New EU rules push investment firms towards greater execution transparency

New EU rules push investment firms towards greater execution transparency

The European Securities and Markets Authority (ESMA) recently released two major updates that are set to reshape compliance obligations for investment firms and asset managers across the EU.

These relate to order execution policies and the structure of research payments, with both developments linked to amendments under the MiFID II framework.

Zeidler, a technology-driven law firm, recently delved into the research payments framework and what they mean for investment firms and asset managers.

On 10 April 2025, ESMA published its final report on the Regulatory Technical Standards (RTS) for evaluating the effectiveness of investment firms’ order execution policies. This follows the publication of the amended Directive (EU) 2024/790 in March, part of the broader MiFID Review Directive. The new standards are designed to ensure that firms consistently achieve best execution outcomes for their clients, whether retail or professional.

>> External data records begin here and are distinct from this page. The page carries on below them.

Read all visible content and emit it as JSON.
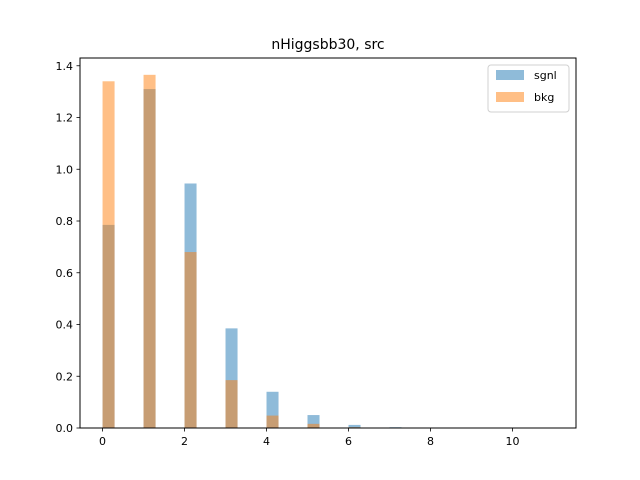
{
  "chart_data": {
    "type": "bar",
    "title": "nHiggsbb30, src",
    "xlabel": "",
    "ylabel": "",
    "xlim": [
      -0.55,
      11.55
    ],
    "ylim": [
      0,
      1.43
    ],
    "xticks": [
      0,
      2,
      4,
      6,
      8,
      10
    ],
    "xtick_labels": [
      "0",
      "2",
      "4",
      "6",
      "8",
      "10"
    ],
    "yticks": [
      0.0,
      0.2,
      0.4,
      0.6,
      0.8,
      1.0,
      1.2,
      1.4
    ],
    "ytick_labels": [
      "0.0",
      "0.2",
      "0.4",
      "0.6",
      "0.8",
      "1.0",
      "1.2",
      "1.4"
    ],
    "bin_width": 0.2933,
    "grid": false,
    "legend_position": "top-right",
    "series": [
      {
        "name": "sgnl",
        "color": "#1f77b4",
        "alpha": 0.5,
        "x": [
          0,
          1,
          2,
          3,
          4,
          5,
          6,
          7
        ],
        "values": [
          0.785,
          1.31,
          0.945,
          0.385,
          0.14,
          0.05,
          0.012,
          0.003
        ]
      },
      {
        "name": "bkg",
        "color": "#ff7f0e",
        "alpha": 0.5,
        "x": [
          0,
          1,
          2,
          3,
          4,
          5,
          6,
          7
        ],
        "values": [
          1.34,
          1.365,
          0.68,
          0.185,
          0.048,
          0.016,
          0.003,
          0.001
        ]
      }
    ]
  }
}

The RTS outlines several requirements. Firms must ensure their internal execution policies align with the general criteria for best outcomes. Execution venues must be carefully selected and justified, considering factors such as price, speed, cost, and likelihood of settlement. ESMA also expects firms to maintain a clear list of approved venues and adopt structured categorisation for financial instruments. Senior management accountability has been emphasised, alongside enhanced internal oversight and flexibility in using market data to support execution decisions.

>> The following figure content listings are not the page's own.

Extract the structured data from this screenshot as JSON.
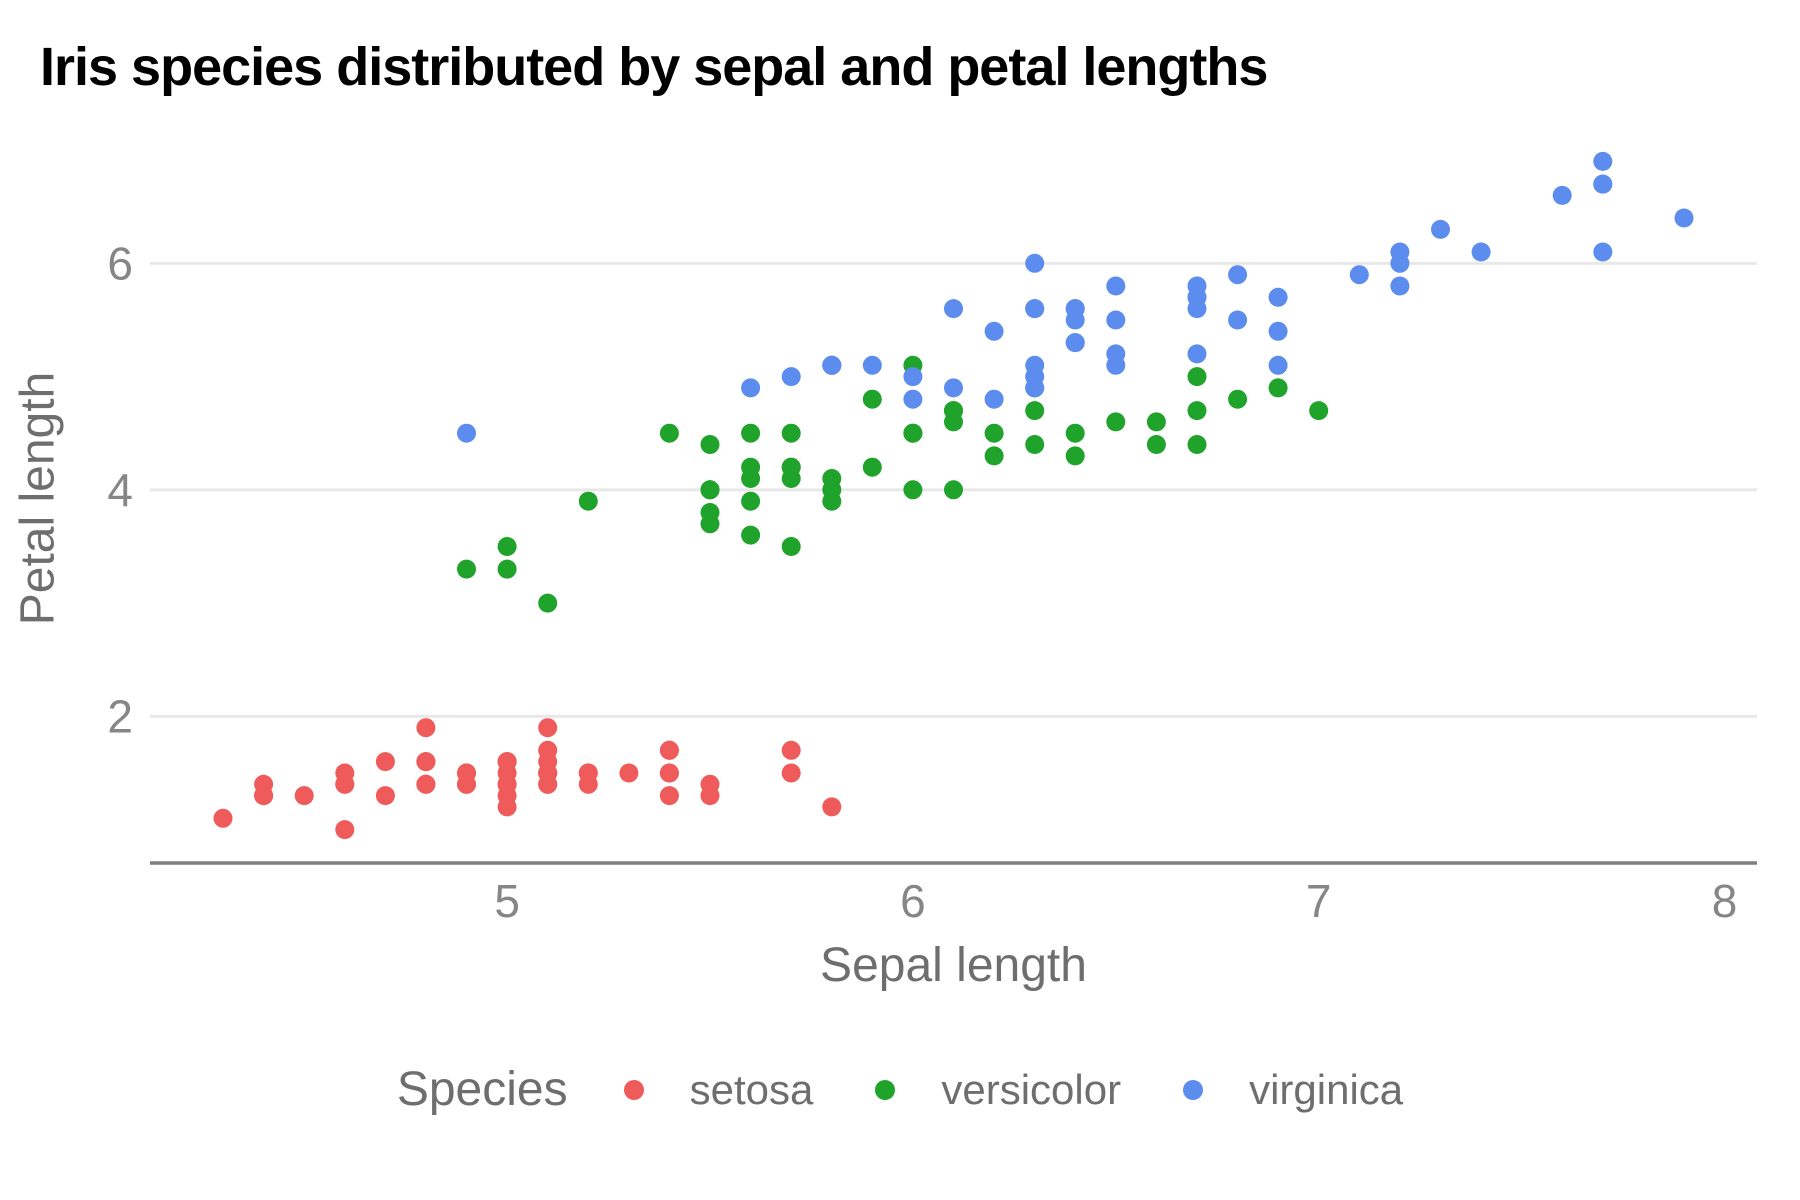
{
  "chart_data": {
    "type": "scatter",
    "title": "Iris species distributed by sepal and petal lengths",
    "xlabel": "Sepal length",
    "ylabel": "Petal length",
    "legend_title": "Species",
    "legend_position": "bottom",
    "grid": "horizontal-only",
    "xlim": [
      4.12,
      8.08
    ],
    "ylim": [
      0.705,
      7.195
    ],
    "xticks": [
      5,
      6,
      7,
      8
    ],
    "yticks": [
      2,
      4,
      6
    ],
    "colors": {
      "setosa": "#ef5a5a",
      "versicolor": "#1fa32b",
      "virginica": "#5b8cee",
      "gridline": "#e8e8e8",
      "axis_line": "#7f7f7f",
      "tick_text": "#868686",
      "axis_title_text": "#6e6e6e",
      "title_text": "#000000"
    },
    "series": [
      {
        "name": "setosa",
        "color": "#ef5a5a",
        "points": [
          [
            5.1,
            1.4
          ],
          [
            4.9,
            1.4
          ],
          [
            4.7,
            1.3
          ],
          [
            4.6,
            1.5
          ],
          [
            5.0,
            1.4
          ],
          [
            5.4,
            1.7
          ],
          [
            4.6,
            1.4
          ],
          [
            5.0,
            1.5
          ],
          [
            4.4,
            1.4
          ],
          [
            4.9,
            1.5
          ],
          [
            5.4,
            1.5
          ],
          [
            4.8,
            1.6
          ],
          [
            4.8,
            1.4
          ],
          [
            4.3,
            1.1
          ],
          [
            5.8,
            1.2
          ],
          [
            5.7,
            1.5
          ],
          [
            5.4,
            1.3
          ],
          [
            5.1,
            1.4
          ],
          [
            5.7,
            1.7
          ],
          [
            5.1,
            1.5
          ],
          [
            5.4,
            1.7
          ],
          [
            5.1,
            1.5
          ],
          [
            4.6,
            1.0
          ],
          [
            5.1,
            1.7
          ],
          [
            4.8,
            1.9
          ],
          [
            5.0,
            1.6
          ],
          [
            5.0,
            1.6
          ],
          [
            5.2,
            1.5
          ],
          [
            5.2,
            1.4
          ],
          [
            4.7,
            1.6
          ],
          [
            4.8,
            1.6
          ],
          [
            5.4,
            1.5
          ],
          [
            5.2,
            1.5
          ],
          [
            5.5,
            1.4
          ],
          [
            4.9,
            1.5
          ],
          [
            5.0,
            1.2
          ],
          [
            5.5,
            1.3
          ],
          [
            4.9,
            1.4
          ],
          [
            4.4,
            1.3
          ],
          [
            5.1,
            1.5
          ],
          [
            5.0,
            1.3
          ],
          [
            4.5,
            1.3
          ],
          [
            4.4,
            1.3
          ],
          [
            5.0,
            1.6
          ],
          [
            5.1,
            1.9
          ],
          [
            4.8,
            1.4
          ],
          [
            5.1,
            1.6
          ],
          [
            4.6,
            1.4
          ],
          [
            5.3,
            1.5
          ],
          [
            5.0,
            1.4
          ]
        ]
      },
      {
        "name": "versicolor",
        "color": "#1fa32b",
        "points": [
          [
            7.0,
            4.7
          ],
          [
            6.4,
            4.5
          ],
          [
            6.9,
            4.9
          ],
          [
            5.5,
            4.0
          ],
          [
            6.5,
            4.6
          ],
          [
            5.7,
            4.5
          ],
          [
            6.3,
            4.7
          ],
          [
            4.9,
            3.3
          ],
          [
            6.6,
            4.6
          ],
          [
            5.2,
            3.9
          ],
          [
            5.0,
            3.5
          ],
          [
            5.9,
            4.2
          ],
          [
            6.0,
            4.0
          ],
          [
            6.1,
            4.7
          ],
          [
            5.6,
            3.6
          ],
          [
            6.7,
            4.4
          ],
          [
            5.6,
            4.5
          ],
          [
            5.8,
            4.1
          ],
          [
            6.2,
            4.5
          ],
          [
            5.6,
            3.9
          ],
          [
            5.9,
            4.8
          ],
          [
            6.1,
            4.0
          ],
          [
            6.3,
            4.9
          ],
          [
            6.1,
            4.7
          ],
          [
            6.4,
            4.3
          ],
          [
            6.6,
            4.4
          ],
          [
            6.8,
            4.8
          ],
          [
            6.7,
            5.0
          ],
          [
            6.0,
            4.5
          ],
          [
            5.7,
            3.5
          ],
          [
            5.5,
            3.8
          ],
          [
            5.5,
            3.7
          ],
          [
            5.8,
            3.9
          ],
          [
            6.0,
            5.1
          ],
          [
            5.4,
            4.5
          ],
          [
            6.0,
            4.5
          ],
          [
            6.7,
            4.7
          ],
          [
            6.3,
            4.4
          ],
          [
            5.6,
            4.1
          ],
          [
            5.5,
            4.0
          ],
          [
            5.5,
            4.4
          ],
          [
            6.1,
            4.6
          ],
          [
            5.8,
            4.0
          ],
          [
            5.0,
            3.3
          ],
          [
            5.6,
            4.2
          ],
          [
            5.7,
            4.2
          ],
          [
            5.7,
            4.2
          ],
          [
            6.2,
            4.3
          ],
          [
            5.1,
            3.0
          ],
          [
            5.7,
            4.1
          ]
        ]
      },
      {
        "name": "virginica",
        "color": "#5b8cee",
        "points": [
          [
            6.3,
            6.0
          ],
          [
            5.8,
            5.1
          ],
          [
            7.1,
            5.9
          ],
          [
            6.3,
            5.6
          ],
          [
            6.5,
            5.8
          ],
          [
            7.6,
            6.6
          ],
          [
            4.9,
            4.5
          ],
          [
            7.3,
            6.3
          ],
          [
            6.7,
            5.8
          ],
          [
            7.2,
            6.1
          ],
          [
            6.5,
            5.1
          ],
          [
            6.4,
            5.3
          ],
          [
            6.8,
            5.5
          ],
          [
            5.7,
            5.0
          ],
          [
            5.8,
            5.1
          ],
          [
            6.4,
            5.3
          ],
          [
            6.5,
            5.5
          ],
          [
            7.7,
            6.7
          ],
          [
            7.7,
            6.9
          ],
          [
            6.0,
            5.0
          ],
          [
            6.9,
            5.7
          ],
          [
            5.6,
            4.9
          ],
          [
            7.7,
            6.7
          ],
          [
            6.3,
            4.9
          ],
          [
            6.7,
            5.7
          ],
          [
            7.2,
            6.0
          ],
          [
            6.2,
            4.8
          ],
          [
            6.1,
            4.9
          ],
          [
            6.4,
            5.6
          ],
          [
            7.2,
            5.8
          ],
          [
            7.4,
            6.1
          ],
          [
            7.9,
            6.4
          ],
          [
            6.4,
            5.6
          ],
          [
            6.3,
            5.1
          ],
          [
            6.1,
            5.6
          ],
          [
            7.7,
            6.1
          ],
          [
            6.3,
            5.6
          ],
          [
            6.4,
            5.5
          ],
          [
            6.0,
            4.8
          ],
          [
            6.9,
            5.4
          ],
          [
            6.7,
            5.6
          ],
          [
            6.9,
            5.1
          ],
          [
            5.8,
            5.1
          ],
          [
            6.8,
            5.9
          ],
          [
            6.7,
            5.7
          ],
          [
            6.7,
            5.2
          ],
          [
            6.3,
            5.0
          ],
          [
            6.5,
            5.2
          ],
          [
            6.2,
            5.4
          ],
          [
            5.9,
            5.1
          ]
        ]
      }
    ]
  }
}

These new standards are intended to drive a higher degree of transparency, fairness, and operational consistency in how investment firms execute client orders.

In a separate but related move, ESMA has also finalised technical advice on revising the research payments framework under MiFID II, in the context of the EU’s Listing Act (Directive 2024/2811). Published on 8 April 2025, the new guidance updates Article 13 of the MiFID Delegated Directive, reflecting a shift that allows investment firms to make joint payments for execution and research services—regardless of the issuer’s market capitalisation.

Under these proposed changes, investment firms must clearly disclose their remuneration arrangements when combining execution and research payments. There must be a formal agreement in place with third-party providers detailing cost. Additionally, firms must inform clients whether these services are paid jointly or separately, and how potential conflicts are managed.

An annual assessment of research quality is now required, based on rigorous criteria to ensure the value and usability of research content. When firms choose joint payments, they must distinctly separate the costs related to order execution from those relating to research, ensuring continued adherence to best execution standards.

Both regulatory updates grant firms an 18-month implementation window, giving them time to align internal systems, policies, and governance practices with the new rules.